Menurut pemimpin blok parlemen Islah, Sabah al Saadi, Trump secara gamblang telah melanggar kedaulatan Irak.

Presiden Amerika Serikat Donald Trump (Foto: Asiancoresspondent)

Baghdad – Parlemen Irak mengutuk kunjungan Presiden Amerika Serikat (AS) Donald Trump pada Rabu (26/12) kemarin. Menurut pemimpin blok parlemen Islah, Sabah al Saadi, Trump secara gamblang telah melanggar kedaulatan Irak.

“(parlemen) Harus menghentikan tindakan agresif Trump, yang seharusnya tahu batas-batasnya. Pendudukan AS di Irak sudah berakhir,” tegas Saadi dilansir dari Reuters pada Kamis (27/12).

Hal senada juga dilontarkan blok Bina, oposisi Islah di parlemen. Pemimpin milisi yang didukung Iran Hadi al-Amiri keberatan dengan perjalanan Trump ke Irak.

“Kunjungan Trump adalah pelanggaran nyata dan jelas terhadap norma-norma diplomatik, dan menunjukkan penghinaan dan permusuhannya dalam berurusan dengan pemerintah Irak,” demikian pernyataan Bina.

Sebelumnya, pertemuan antara Trump dan Perdana Menteri Irak Adel Abdul Mahdi dibatalkan, karena adanya ketidaksepakatan tempat.

Trump yang sudah berada di pangkalan udara Irak Ain al-Asad, kemudian melakukan pembicaraan dengan Abdul Mahdi melalui sambungan telepon.

Kunjungan Trump datang di tengah latar belakang meningkatnya ketegangan antara Washington dan Teheran, ketika Washington berupaya untuk melawan pengaruh Iran di Timur Tengah. Pembentukan pemerintah Irak juga terhenti di tengah meningkatnya perselisihan antara blok Islah dan Bina.

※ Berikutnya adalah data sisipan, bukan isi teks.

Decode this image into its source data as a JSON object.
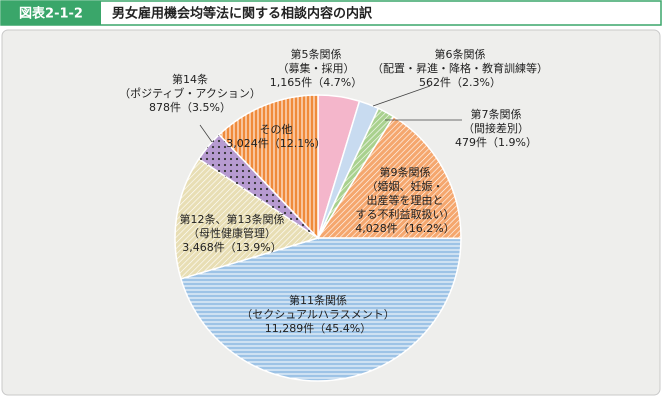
{
  "header": {
    "figure_no": "図表2-1-2",
    "title": "男女雇用機会均等法に関する相談内容の内訳"
  },
  "chart_data": {
    "type": "pie",
    "categories": [
      "第5条関係",
      "第6条関係",
      "第7条関係",
      "第9条関係",
      "第11条関係",
      "第12条、第13条関係",
      "第14条",
      "その他"
    ],
    "category_notes": [
      [
        "（募集・採用）"
      ],
      [
        "（配置・昇進・降格・教育訓練等）"
      ],
      [
        "（間接差別）"
      ],
      [
        "（婚姻、妊娠・",
        "出産等を理由と",
        "する不利益取扱い）"
      ],
      [
        "（セクシュアルハラスメント）"
      ],
      [
        "（母性健康管理）"
      ],
      [
        "（ポジティブ・アクション）"
      ],
      []
    ],
    "values": [
      1165,
      562,
      479,
      4028,
      11289,
      3468,
      878,
      3024
    ],
    "value_labels": [
      "1,165件",
      "562件",
      "479件",
      "4,028件",
      "11,289件",
      "3,468件",
      "878件",
      "3,024件"
    ],
    "percent_labels": [
      "（4.7%）",
      "（2.3%）",
      "（1.9%）",
      "（16.2%）",
      "（45.4%）",
      "（13.9%）",
      "（3.5%）",
      "（12.1%）"
    ],
    "colors": [
      "#f4b6cb",
      "#c8dbf0",
      "#a9d18e",
      "#f5a76e",
      "#9dc3e6",
      "#e8deb4",
      "#b79bd1",
      "#f08a3a"
    ],
    "patterns": [
      "none",
      "none",
      "diagonal",
      "diagonal",
      "horizontal",
      "diagonal",
      "dots",
      "vertical"
    ],
    "start_angle": 90,
    "direction": "clockwise"
  }
}
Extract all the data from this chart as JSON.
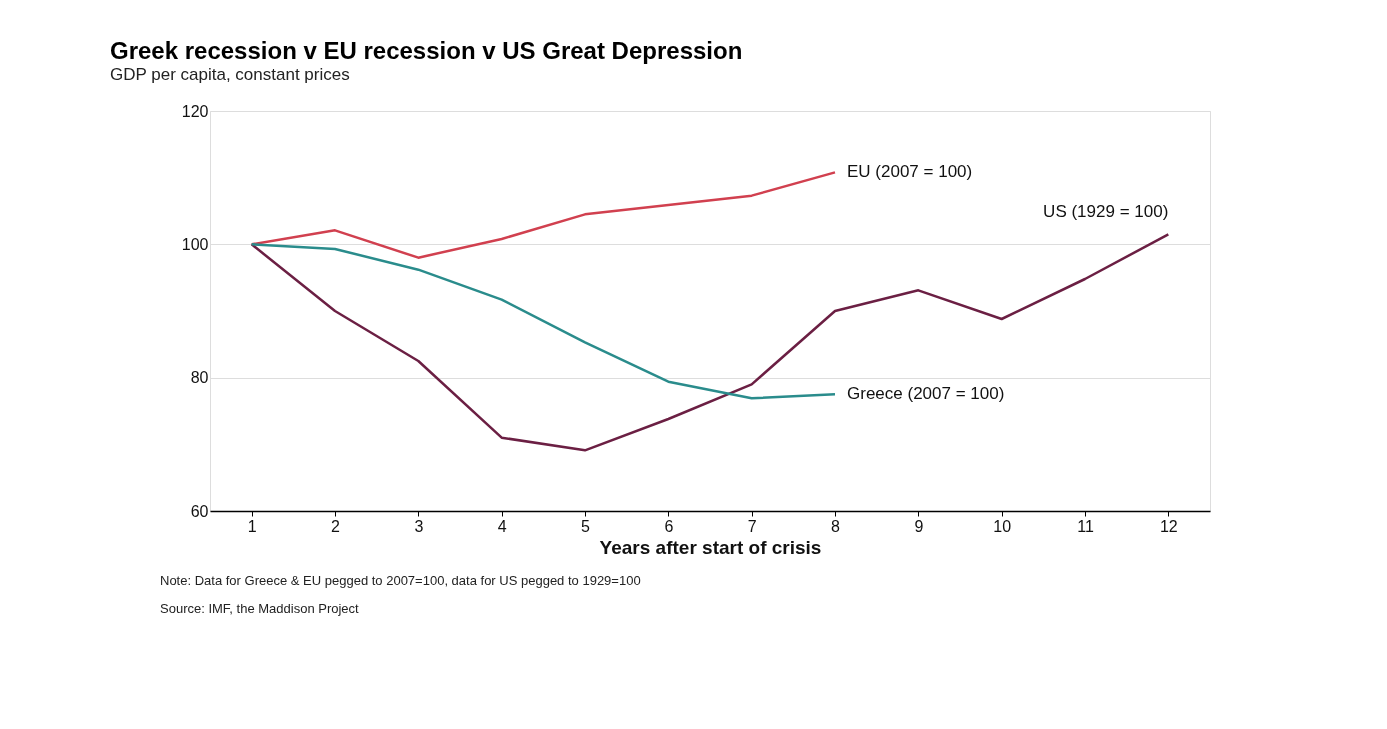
{
  "chart_data": {
    "type": "line",
    "title": "Greek recession v EU recession v US Great Depression",
    "subtitle": "GDP per capita, constant prices",
    "xlabel": "Years after start of crisis",
    "x": [
      1,
      2,
      3,
      4,
      5,
      6,
      7,
      8,
      9,
      10,
      11,
      12
    ],
    "series": [
      {
        "name": "EU (2007 = 100)",
        "color": "#d1404f",
        "values": [
          100,
          102.1,
          98.0,
          100.8,
          104.5,
          105.9,
          107.3,
          110.8,
          null,
          null,
          null,
          null
        ]
      },
      {
        "name": "US (1929 = 100)",
        "color": "#6b1f43",
        "values": [
          100,
          90,
          82.5,
          71.0,
          69.1,
          73.8,
          79.0,
          90,
          93.1,
          88.8,
          94.8,
          101.5
        ]
      },
      {
        "name": "Greece (2007 = 100)",
        "color": "#2a8c8c",
        "values": [
          100,
          99.3,
          96.2,
          91.7,
          85.3,
          79.4,
          76.9,
          77.5,
          null,
          null,
          null,
          null
        ]
      }
    ],
    "xlim": [
      0.5,
      12.5
    ],
    "xticks": [
      1,
      2,
      3,
      4,
      5,
      6,
      7,
      8,
      9,
      10,
      11,
      12
    ],
    "ylim": [
      60,
      120
    ],
    "yticks": [
      60,
      80,
      100,
      120
    ],
    "grid": "y",
    "legend": false,
    "line_style": "solid",
    "annotations": [
      "Note: Data for Greece & EU pegged to 2007=100, data for US pegged to 1929=100",
      "Source: IMF, the Maddison Project"
    ]
  }
}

Falih Khazali, mantan pemimpin milisi yang menjadi politisi Bina, menuduh AS ingin meningkatkan kehadirannya di Irak. “Kepemimpinan Amerika dikalahkan di Irak dan ingin kembali lagi dengan dalih apa pun, dan inilah yang tidak akan kami izinkan,” tegasnya.

Bina mengatakan kunjungan Trump “menempatkan banyak tanda tanya tentang sifat kehadiran militer A.S. dan tujuan sebenarnya, dan apa yang bisa ditimbulkan oleh tujuan-tujuan ini bagi keamanan Irak.”

Di sisi lain, Islah dipimpin oleh ulama Syiah Moqtada al-Sadr. Sadr telah lama menentang kehadiran AS di Irak sejak invasi pimpinan A menggulingkan Saddam Hussein pada tahun 2003.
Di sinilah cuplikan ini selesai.